Twenty-seven years ago, when I worked with my first DID client, I became the "go to" person for soothing the young, distressed ego states. As a result, I was on-call 24/7, never took longer than a week's vacation, and was constantly fielding emergencies. Finally, a savvy consultant told me to put the "oldest, wisest part" of the client in charge of all distressed, younger, or destructive alters. What a relief! Within three sessions, the client could self-soothe, make adult decisions, and deal with new alters as they popped up. (This was a complex ritual abuse case with lots and lots of parts.) Therapy sessions became case consultions. I worked with the most adult parts of my client to create safety, internal communication between parts, internal and external boundaries, and good, safe rituals of orienting "new" parts to the present and giving them the rules.  The therapy wasn't over then, it lasted 10 years, through trauma processing (which got more efficient when I learned EMDR), lots of sorting out "then" from now, the grief process about her awful losses, and coming to terms with her current life.   The client still contacts me every 9 months or so for a tune-up session.

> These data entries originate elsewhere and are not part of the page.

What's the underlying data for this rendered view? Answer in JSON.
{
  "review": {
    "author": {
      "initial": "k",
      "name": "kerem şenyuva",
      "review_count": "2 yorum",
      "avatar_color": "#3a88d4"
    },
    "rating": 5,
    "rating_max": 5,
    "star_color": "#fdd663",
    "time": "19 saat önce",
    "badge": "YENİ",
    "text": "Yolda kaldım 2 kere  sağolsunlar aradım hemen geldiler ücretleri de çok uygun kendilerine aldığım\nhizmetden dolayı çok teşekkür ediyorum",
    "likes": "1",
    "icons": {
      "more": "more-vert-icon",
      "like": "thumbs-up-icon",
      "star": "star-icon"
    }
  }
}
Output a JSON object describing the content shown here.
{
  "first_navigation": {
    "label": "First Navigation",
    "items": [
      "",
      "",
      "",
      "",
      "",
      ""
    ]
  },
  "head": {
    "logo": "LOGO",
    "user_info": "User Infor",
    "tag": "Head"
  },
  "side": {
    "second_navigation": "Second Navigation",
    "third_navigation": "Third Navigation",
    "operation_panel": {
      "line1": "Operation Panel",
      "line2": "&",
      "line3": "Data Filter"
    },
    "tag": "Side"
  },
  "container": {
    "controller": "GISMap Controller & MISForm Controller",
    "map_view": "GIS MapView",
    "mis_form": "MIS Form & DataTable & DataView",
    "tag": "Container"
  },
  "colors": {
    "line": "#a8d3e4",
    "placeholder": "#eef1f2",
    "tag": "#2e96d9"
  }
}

So, all of you who work with parts: If you help the oldest, wisest, most nurturing parts run the show, the client gets to do more of the work, feel effective and in charge of his or her life, self-soothe, and heal faster. If you want to communicate with younger parts, ask an adult, the adult, or the "team" to ask about or talk to the part. "Can you go inside and tell me how that 2-year-old part is doing now? . . .Can you remind her that you are always there for her so she's never alone again? . . . That she's safe now. . . And that she lives with you in your nice house. . . ."

I do ego state work with 85% of my clients and I rarely speak directly to any but the presenting adult. The only time I do, once a decade, is when I'm working with a new client, who pops into a part I don't know that's amnestic for the rest of life. (The ultimate "Oh S–t!" moment of therapy.) Then I introduce myself, if the part doesn't know, explain that we're in my office, and gather information: age, name, and what it needs, or what it does and "Did you know that you're part of John?". Then ask for "Adult client", to come back. Sometimes, with a count of three. It's always worked. If the presenting client doesn't remember the situation, I offer to set up an introduction. When I do, I refer to the presenting adult, team, etc. as the boss.

Most ego state work is much less dramatic. I often ask people to tell me how old something feels and if they can talk to that 3-year-old, 5 y.o., etc. part. Most people can do this. It doesn't take formal dissociation. For the dissociative disorders of complex PTSD, Axis 2 diagnoses, DDNOS, and DID, formal ego state work, combined with EMDR or Brainspotting or Somatic work for trauma, in conjunction with attachment-based therapies are always called for.